I probably have a lot to learn still, and I’m sure this gets more complex as I’ve used enough languages to know that it takes time to fully learn these things.  But, I feel more comfortable with the idea of python in production now that I can see how you can isolate projects and install specific dependencies from a target file.

Python Multiple Assignment

The documentation website for Python uses this example of Fibonacci – https://docs.python.org/3.6/tutorial/introduction.html:

>>> a, b = 0, 1
>>> while b < 1000:
...     print(b, end=',')
...     a, b = b, a+b
...
1,1,2,3,5,8,13,21,34,55,89,144,233,377,610,987,

I’m quite an experienced programmer, and I found this difficult to digest even though it’s rather simple. The multiple assignment lines threw me off a bit.

In Java and similar languages, you would do this:

int x = 5, y = 7, z = 2;

to assign multiple values. So, each value gets its assignment immediately. In python this is not the case.

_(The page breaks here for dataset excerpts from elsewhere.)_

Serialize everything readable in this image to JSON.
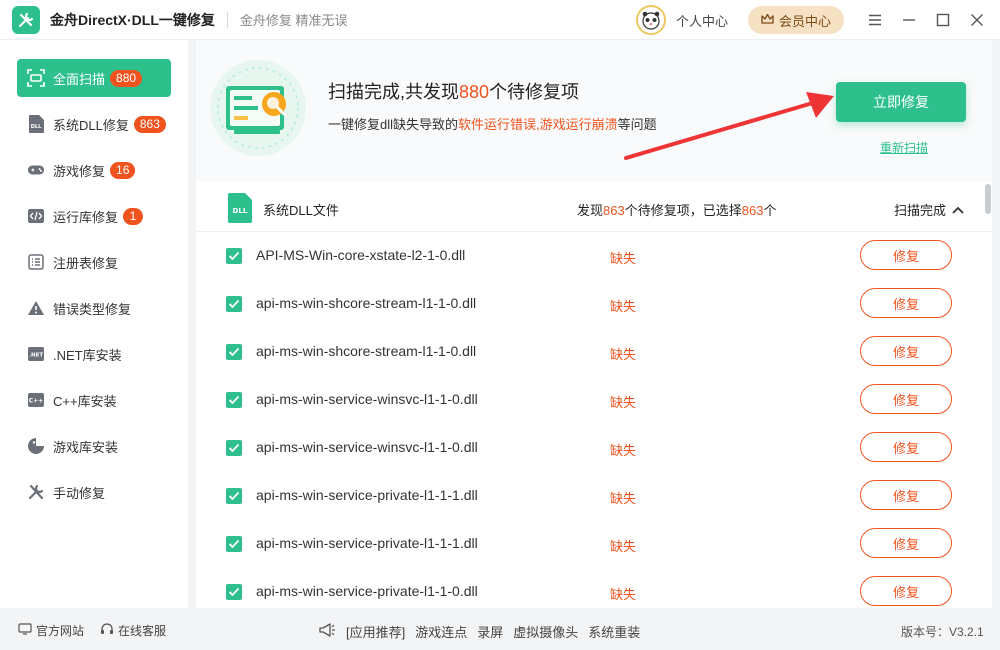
{
  "app": {
    "title": "金舟DirectX·DLL一键修复",
    "slogan": "金舟修复 精准无误",
    "user_center": "个人中心",
    "vip": "会员中心"
  },
  "sidebar": {
    "items": [
      {
        "label": "全面扫描",
        "badge": "880",
        "icon": "scan-icon",
        "active": true
      },
      {
        "label": "系统DLL修复",
        "badge": "863",
        "icon": "dll-icon"
      },
      {
        "label": "游戏修复",
        "badge": "16",
        "icon": "gamepad-icon"
      },
      {
        "label": "运行库修复",
        "badge": "1",
        "icon": "runtime-icon"
      },
      {
        "label": "注册表修复",
        "badge": "",
        "icon": "registry-icon"
      },
      {
        "label": "错误类型修复",
        "badge": "",
        "icon": "warning-icon"
      },
      {
        "label": ".NET库安装",
        "badge": "",
        "icon": "dotnet-icon"
      },
      {
        "label": "C++库安装",
        "badge": "",
        "icon": "cpp-icon"
      },
      {
        "label": "游戏库安装",
        "badge": "",
        "icon": "game-lib-icon"
      },
      {
        "label": "手动修复",
        "badge": "",
        "icon": "tools-icon"
      }
    ]
  },
  "summary": {
    "title_pre": "扫描完成,共发现",
    "title_count": "880",
    "title_post": "个待修复项",
    "desc_pre": "一键修复dll缺失导致的",
    "desc_hl1": "软件运行错误",
    "desc_sep": ",",
    "desc_hl2": "游戏运行崩溃",
    "desc_post": "等问题",
    "fix_now": "立即修复",
    "rescan": "重新扫描"
  },
  "group": {
    "title": "系统DLL文件",
    "found_pre": "发现",
    "found_count": "863",
    "found_mid": "个待修复项，已选择",
    "selected_count": "863",
    "found_post": "个",
    "status": "扫描完成"
  },
  "files": [
    {
      "name": "API-MS-Win-core-xstate-l2-1-0.dll",
      "status": "缺失",
      "action": "修复"
    },
    {
      "name": "api-ms-win-shcore-stream-l1-1-0.dll",
      "status": "缺失",
      "action": "修复"
    },
    {
      "name": "api-ms-win-shcore-stream-l1-1-0.dll",
      "status": "缺失",
      "action": "修复"
    },
    {
      "name": "api-ms-win-service-winsvc-l1-1-0.dll",
      "status": "缺失",
      "action": "修复"
    },
    {
      "name": "api-ms-win-service-winsvc-l1-1-0.dll",
      "status": "缺失",
      "action": "修复"
    },
    {
      "name": "api-ms-win-service-private-l1-1-1.dll",
      "status": "缺失",
      "action": "修复"
    },
    {
      "name": "api-ms-win-service-private-l1-1-1.dll",
      "status": "缺失",
      "action": "修复"
    },
    {
      "name": "api-ms-win-service-private-l1-1-0.dll",
      "status": "缺失",
      "action": "修复"
    }
  ],
  "footer": {
    "website": "官方网站",
    "support": "在线客服",
    "recommend": "[应用推荐]",
    "links": [
      "游戏连点",
      "录屏",
      "虚拟摄像头",
      "系统重装"
    ],
    "version": "版本号：V3.2.1"
  },
  "colors": {
    "accent": "#2dc08d",
    "warning": "#f0531d",
    "vip_bg": "#f7e1c4"
  }
}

In python, you note all the target variables in a list, then you note all the values. So, a more clear example would be:

x, y, z = 5, 7, 2

This would provide the same assignments as the Java example does. This seems quirky but maybe I’m just too used to C-style languages :).

So, the initial python example, ‘a’ starts as 0, ‘b’ starts as 1, and every cycle ‘a’ = ‘b’ and b = ‘a’ + ‘b’, which makes sense.